Carpenter is also a gay-rights activist and a Republican — and he believes that his party only stands to gain from the U.S. Supreme Court ruling recognizing same-sex couples’ right to marry.
“The Supreme Court just did the Republican party a huge favor,” he said. “This allows Republicans to put the issues behind us. It has been a losing issue and it’s good to get it off the table.”
As proof, he referred to a statement issued by GOP presidential candidate Jeb Bush. Like his Republican competitors, Bush said he believed the decision on same sex marriage should be left to the states but, Bush said, “I also believe it is time for us to move forward respectfully and as one people.”
“Move forward” was the theme of many of the statements issues by GOP presidential candidates Ben Carson, Carly Fiorina, and Marco Rubio. Others, however — including Mike Huckabee, Bobby Jindal, Rick Santorum, and Scott Walker — were less measured in their responses, blasting the decision as an assault on religious liberty.
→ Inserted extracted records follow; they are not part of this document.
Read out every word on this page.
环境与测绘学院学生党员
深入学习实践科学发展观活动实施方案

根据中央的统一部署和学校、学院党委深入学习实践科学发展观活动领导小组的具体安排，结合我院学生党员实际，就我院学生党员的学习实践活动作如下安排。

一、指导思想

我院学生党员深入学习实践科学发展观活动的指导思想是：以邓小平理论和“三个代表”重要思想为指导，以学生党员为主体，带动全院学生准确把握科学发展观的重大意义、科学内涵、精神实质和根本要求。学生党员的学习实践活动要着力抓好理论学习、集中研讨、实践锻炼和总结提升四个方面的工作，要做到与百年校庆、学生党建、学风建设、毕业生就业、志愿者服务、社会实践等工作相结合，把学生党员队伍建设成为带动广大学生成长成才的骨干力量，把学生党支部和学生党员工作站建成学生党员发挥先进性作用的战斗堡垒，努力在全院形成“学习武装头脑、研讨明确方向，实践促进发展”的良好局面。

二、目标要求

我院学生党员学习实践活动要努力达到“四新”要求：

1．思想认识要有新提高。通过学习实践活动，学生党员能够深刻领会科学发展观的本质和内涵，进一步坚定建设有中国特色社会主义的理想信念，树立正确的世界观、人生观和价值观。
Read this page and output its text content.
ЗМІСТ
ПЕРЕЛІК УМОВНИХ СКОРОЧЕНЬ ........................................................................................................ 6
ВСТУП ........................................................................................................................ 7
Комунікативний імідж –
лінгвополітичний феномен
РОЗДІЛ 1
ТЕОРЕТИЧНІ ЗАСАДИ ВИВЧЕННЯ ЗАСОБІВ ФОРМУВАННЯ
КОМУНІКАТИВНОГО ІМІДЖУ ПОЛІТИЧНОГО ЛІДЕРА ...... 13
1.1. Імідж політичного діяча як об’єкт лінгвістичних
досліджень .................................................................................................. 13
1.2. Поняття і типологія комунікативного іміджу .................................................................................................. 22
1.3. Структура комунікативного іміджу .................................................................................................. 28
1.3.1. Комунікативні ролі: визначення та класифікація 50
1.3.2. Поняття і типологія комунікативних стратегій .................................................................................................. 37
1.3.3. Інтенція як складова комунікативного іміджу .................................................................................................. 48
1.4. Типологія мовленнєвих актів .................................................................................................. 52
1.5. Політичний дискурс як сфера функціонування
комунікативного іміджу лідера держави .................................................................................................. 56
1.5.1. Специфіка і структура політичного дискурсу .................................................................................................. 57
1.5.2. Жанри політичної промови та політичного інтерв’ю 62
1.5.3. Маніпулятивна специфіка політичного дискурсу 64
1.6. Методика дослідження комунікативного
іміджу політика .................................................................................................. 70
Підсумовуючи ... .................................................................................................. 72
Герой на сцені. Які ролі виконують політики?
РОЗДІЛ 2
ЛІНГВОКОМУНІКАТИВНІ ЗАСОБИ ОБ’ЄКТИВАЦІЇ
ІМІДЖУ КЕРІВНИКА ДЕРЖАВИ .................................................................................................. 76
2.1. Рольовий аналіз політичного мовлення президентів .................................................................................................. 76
The Minnesota Republican party, in a statement from chair Keith Downey, also expressed concern about religious freedom. “The implications of this ruling are as yet unknown in practice, but it must not undermine our freedom of speech and religious liberty, nor coerce churches or other religious institutions into performing marriages that their sincerely held religious beliefs do not recognize,” Downey said. “We should respect the views of fellow citizens as we move forward from this ruling.”
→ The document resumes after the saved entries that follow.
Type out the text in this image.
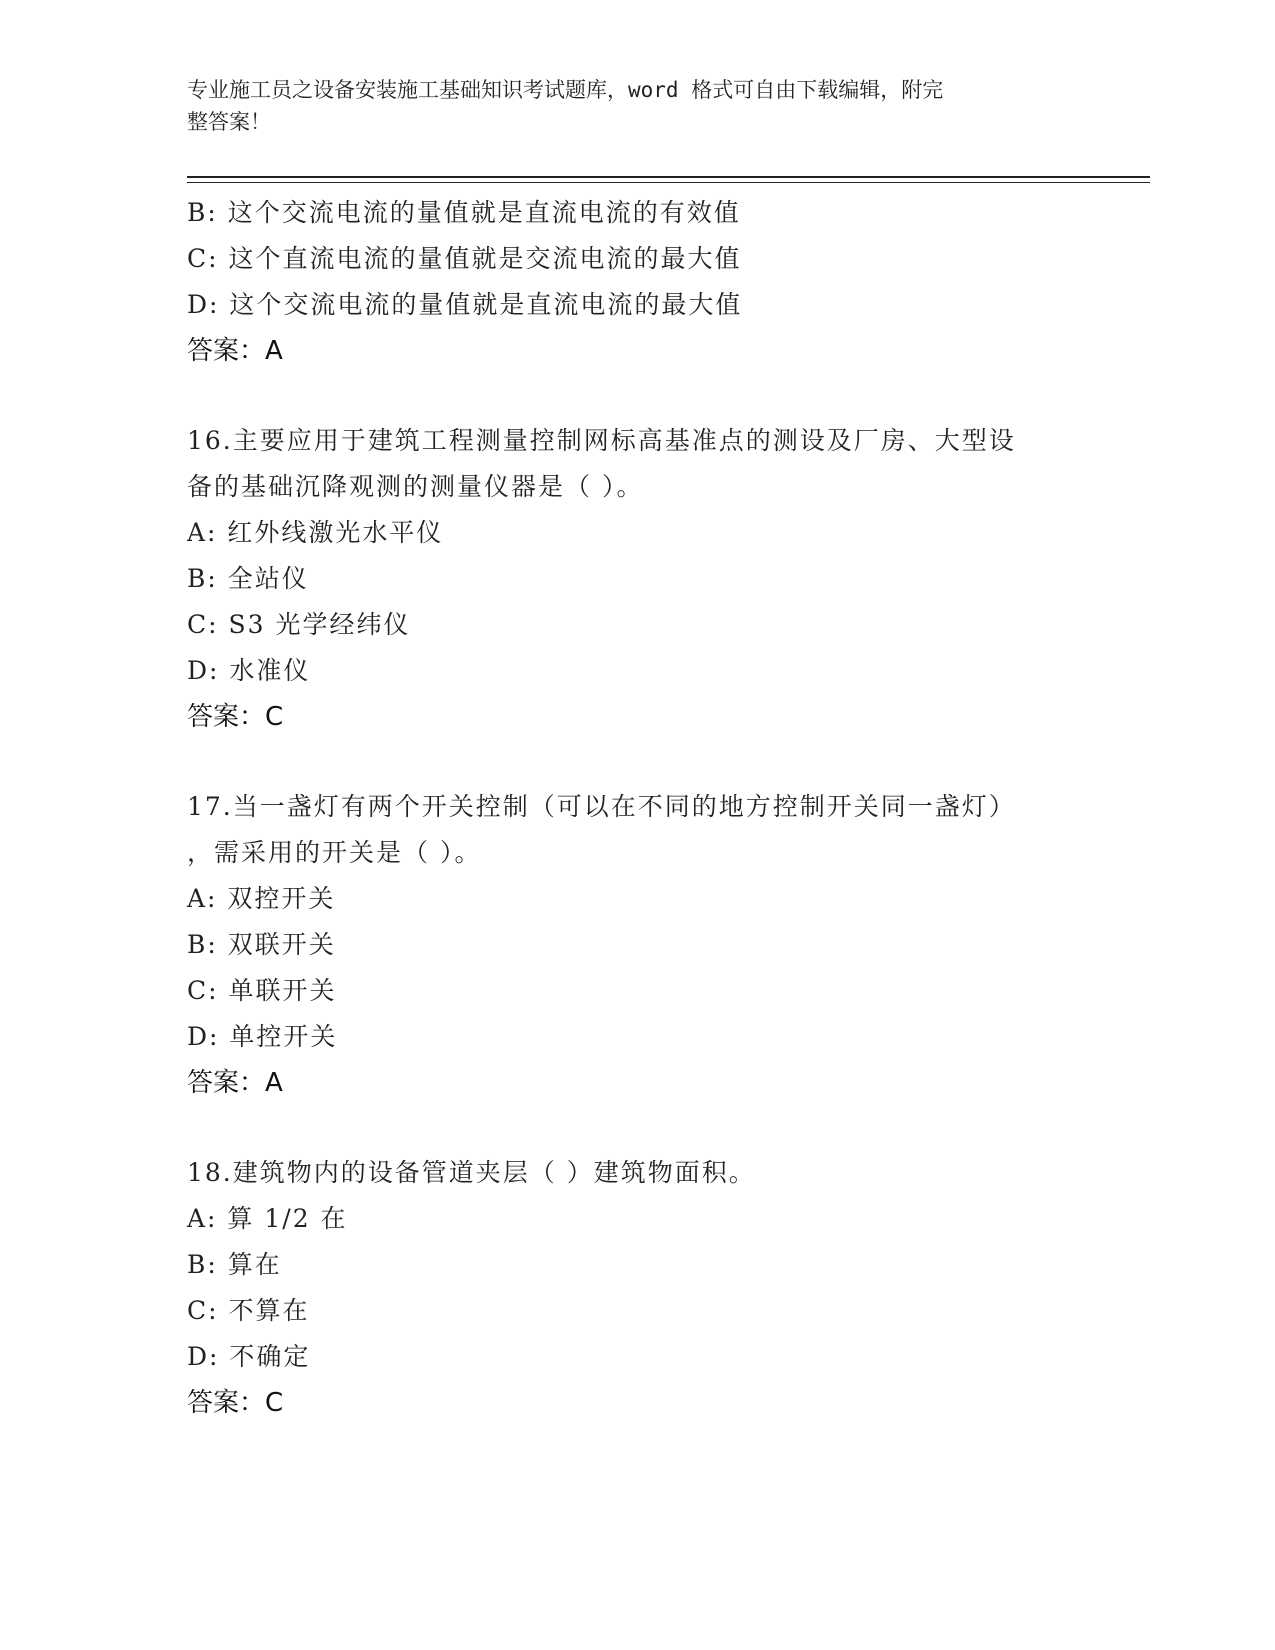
专业施工员之设备安装施工基础知识考试题库，word 格式可自由下载编辑，附完
整答案！
B: 这个交流电流的量值就是直流电流的有效值
C: 这个直流电流的量值就是交流电流的最大值
D: 这个交流电流的量值就是直流电流的最大值
答案：A
16.主要应用于建筑工程测量控制网标高基准点的测设及厂房、大型设
备的基础沉降观测的测量仪器是（ ）。
A: 红外线激光水平仪
B: 全站仪
C: S3 光学经纬仪
D: 水准仪
答案：C
17.当一盏灯有两个开关控制（可以在不同的地方控制开关同一盏灯）
，需采用的开关是（ ）。
A: 双控开关
B: 双联开关
C: 单联开关
D: 单控开关
答案：A
18.建筑物内的设备管道夹层（ ）建筑物面积。
A: 算 1/2 在
B: 算在
C: 不算在
D: 不确定
答案：C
Carpenter feels like even those nuanced differences of opinions are progress, though. “I think ten years ago, every single Republican candidate would have made a statement supporting a constitutional amendment [to overturn the decision],” he said.
The national Republican party platform and many state GOP platforms, including Minnesota’s, have opposition to same sex marriage as one of their tenets. Carpenter says the Supreme Court ruling may spur efforts to remove that language.
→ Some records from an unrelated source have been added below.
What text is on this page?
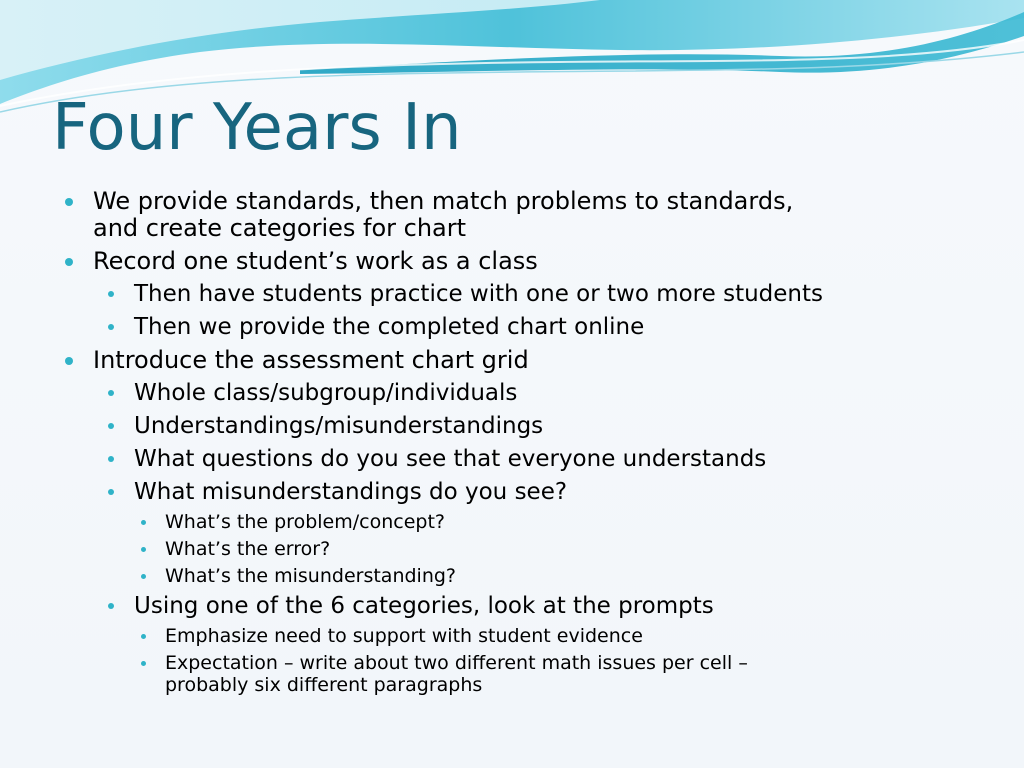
Four Years In
We provide standards, then match problems to standards,
and create categories for chart
Record one student’s work as a class
Then have students practice with one or two more students
Then we provide the completed chart online
Introduce the assessment chart grid
Whole class/subgroup/individuals
Understandings/misunderstandings
What questions do you see that everyone understands
What misunderstandings do you see?
What’s the problem/concept?
What’s the error?
What’s the misunderstanding?
Using one of the 6 categories, look at the prompts
Emphasize need to support with student evidence
Expectation – write about two different math issues per cell –
probably six different paragraphs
Downey said he couldn’t predict changes in the state party platform. “That is a very organic process which starts with platform resolutions and flows through to the state convention,” he said. “Irrespective of the court’s rulings, platforms haven’t changed. It’s not a clean cause and effect.”
But Downey noted that the state convention last year passed a resolution directing a review of the platform, with a request for a more condensed document. A task force working on trying to clarify the platform could take a look at the same-sex marriage issue, he suggested.
Regardless, Carpenter believes the issue is now is moot. “The platform doesn’t make a substantive difference because a Republican candidate is not going to run on banning gay marriage,” he said.